Urteil vom 30. Oktober 2013  
 
II. sozialrechtliche Abteilung  
 
Besetzung 
Bundesrichter Kernen, Präsident, 
Bundesrichter Borella, Bundesrichterin Pfiffner, 
Gerichtsschreiber Fessler. 
 
Verfahrensbeteiligte 
P.________, 
vertreten durch Rechtsanwältin Anja Kaufmann-Seifritz, 
Beschwerdeführer, 
 
gegen  
 
IV-Stelle des Kantons Aargau,  
Bahnhofplatz 3C, 5000 Aarau, 
Beschwerdegegnerin. 
 
Gegenstand 
Invalidenversicherung (Invalidenrente), 
 
Beschwerde gegen den Entscheid des Versicherungsgerichts des Kantons Aargau 
vom 13. Februar 2013. 
 
 
Sachverhalt:  
 
A.   
P.________ meldete sich am 1. Juli 2008 bei der Invalidenversicherung zum Leistungsbezug an. Nach Abklärungen und durchgeführtem Vorbescheidverfahren verneinte die IV-Stelle des Kantons Aargau mit Verfügung vom 7. Januar 2011 einen Rentenanspruch. Auf Beschwerde hin hob das Versicherungsgericht des Kantons Aargau mit Entscheid vom 27. April 2011 diese Verfügung auf und wies die Sache zur weiteren Abklärung an die Verwaltung zurück. In der Folge liess die IV-Stelle den Versicherten internistisch, rheumatologisch und psychiatrisch begutachten (Expertise des medizinischen Begutachtungszentrums A.________ vom 15. Juni 2012).

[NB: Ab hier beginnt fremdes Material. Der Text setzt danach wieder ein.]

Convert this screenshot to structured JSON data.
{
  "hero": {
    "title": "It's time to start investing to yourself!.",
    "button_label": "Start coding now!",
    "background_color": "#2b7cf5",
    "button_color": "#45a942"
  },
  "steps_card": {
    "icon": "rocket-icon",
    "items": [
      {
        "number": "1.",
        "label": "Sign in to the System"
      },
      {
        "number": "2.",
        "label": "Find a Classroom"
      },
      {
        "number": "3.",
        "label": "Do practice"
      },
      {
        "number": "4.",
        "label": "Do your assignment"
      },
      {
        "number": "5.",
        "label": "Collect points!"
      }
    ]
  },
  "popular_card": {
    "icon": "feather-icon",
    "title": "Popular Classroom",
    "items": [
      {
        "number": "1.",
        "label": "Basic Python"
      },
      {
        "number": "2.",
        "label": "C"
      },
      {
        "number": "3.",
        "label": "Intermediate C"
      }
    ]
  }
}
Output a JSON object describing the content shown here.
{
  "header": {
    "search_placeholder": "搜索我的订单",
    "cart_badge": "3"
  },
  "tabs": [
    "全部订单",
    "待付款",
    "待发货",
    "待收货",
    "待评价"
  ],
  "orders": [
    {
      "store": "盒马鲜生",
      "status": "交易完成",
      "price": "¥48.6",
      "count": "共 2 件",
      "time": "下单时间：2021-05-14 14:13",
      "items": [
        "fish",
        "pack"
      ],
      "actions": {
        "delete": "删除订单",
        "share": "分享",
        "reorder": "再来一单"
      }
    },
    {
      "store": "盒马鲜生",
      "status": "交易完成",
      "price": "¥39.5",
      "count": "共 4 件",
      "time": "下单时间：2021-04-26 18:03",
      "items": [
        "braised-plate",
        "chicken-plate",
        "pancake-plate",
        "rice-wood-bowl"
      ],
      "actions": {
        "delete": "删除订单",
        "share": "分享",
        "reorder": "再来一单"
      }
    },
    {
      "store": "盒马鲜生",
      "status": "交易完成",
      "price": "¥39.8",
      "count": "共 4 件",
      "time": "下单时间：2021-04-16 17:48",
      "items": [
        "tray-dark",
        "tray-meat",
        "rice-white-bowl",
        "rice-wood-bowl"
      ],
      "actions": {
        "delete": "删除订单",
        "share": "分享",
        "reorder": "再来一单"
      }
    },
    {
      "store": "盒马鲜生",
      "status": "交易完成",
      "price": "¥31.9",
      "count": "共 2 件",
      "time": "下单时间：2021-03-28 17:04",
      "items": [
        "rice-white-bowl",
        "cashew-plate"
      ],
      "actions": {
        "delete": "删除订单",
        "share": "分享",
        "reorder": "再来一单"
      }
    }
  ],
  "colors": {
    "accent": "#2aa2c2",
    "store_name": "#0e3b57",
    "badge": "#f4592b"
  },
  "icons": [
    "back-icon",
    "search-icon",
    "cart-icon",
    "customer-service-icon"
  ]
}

Mit Verfügung vom 16. Oktober 2012 verneinte sie erneut einen Rentenanspruch. 
 
B.   
Die von P.________ hiegegen erhobene Beschwerde wies das Versicherungsgericht des Kantons Aargau mit Entscheid vom 13. Februar 2013 ab. 
 
C.   
Mit Beschwerde in öffentlich-rechtlichen Angelegenheiten beantragt P.________, es sei der Entscheid vom 13. Februar 2013 aufzuheben und ihm nach Ablauf des Wartejahres eine befristete Dreiviertelsrente zuzusprechen. 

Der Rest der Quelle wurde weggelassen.